# Aspidoras pauciradiatus



## frugalfish (Apr 20, 2005)

For all the other fans of dwarf catfish here are some pictures of my little guys and gals. I have really fallen for this fish and so glad I decided to try a group of them. Please excuse the algae on the glass. Plant in the background is a pile of newly aquired HC.

Chow time.









Wait, how small are they?









Willing to share.


----------



## John N. (Dec 11, 2005)

Awesome pictures! I gotta get me some of those fish later. 

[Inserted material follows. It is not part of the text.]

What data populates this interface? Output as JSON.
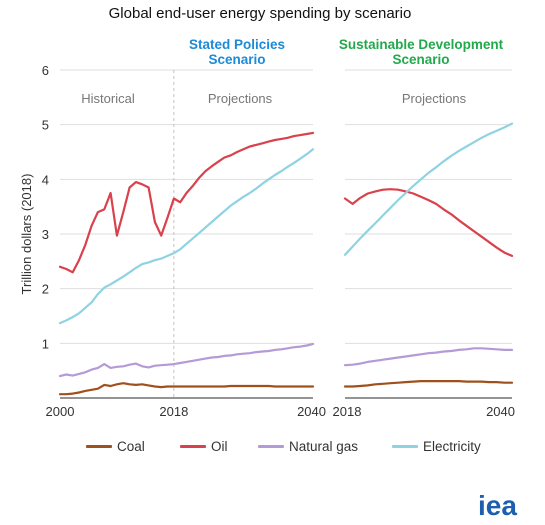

And what are those red fin fish in the background?

-John N.


----------



## guppy (Mar 7, 2004)

John I think what your talking about are the Galaxy Rasboras


----------



## John N. (Dec 11, 2005)

Thanks Guppy! Your right, I knew they looked familar! I guess they don't seem to bother the cherry shrimp either from the looks of the pictures.

-John N.


----------



## frugalfish (Apr 20, 2005)

The Galaxies don't bother shrimp if they get to big to fit in their mouths. Babies have no chance unless they find refuge deep in the plants and even then these fish search for them. Very good at population control. The aspidoras could care less about any size shrimp. After these catfish acclimate and get healthy it's really easy to tell male from female. The females get nice round bellies that they sit on while resting. I've read these are harder to breed due to the parents/adults eating the eggs.


----------



## Ibn (Oct 20, 2004)

Wow, those are some small fish. Gonna have to keep my eyes out for them.


----------



## iris600 (Feb 12, 2004)

anubiasdesign has some at 1.25 each. I bought some aspidora paud. at the OCA. lovely little fish.
I also have the galaxys, they are also great little fish. I've had 12 since october and all are fat, sassy, and healthy. They are not very sensitive and are very hardy. I keep the aspidoras in a tank with very soft water, which they prefer.


----------



## frugalfish (Apr 20, 2005)

I bought seven of the nine I have from Mark's yahoo group anubiasdesign. Two others came from a LFS mismarked as pygmaeus.


----------



## JanS (Apr 14, 2004)

Congrats on your purchase! Very cute little fish.


----------



## southernflounder (Nov 5, 2006)

*Here are mine.*

I got ten from the lfs and really like these guys. They're so small and cute.anda: 

















Even the cardinals are bigger than these guys.


----------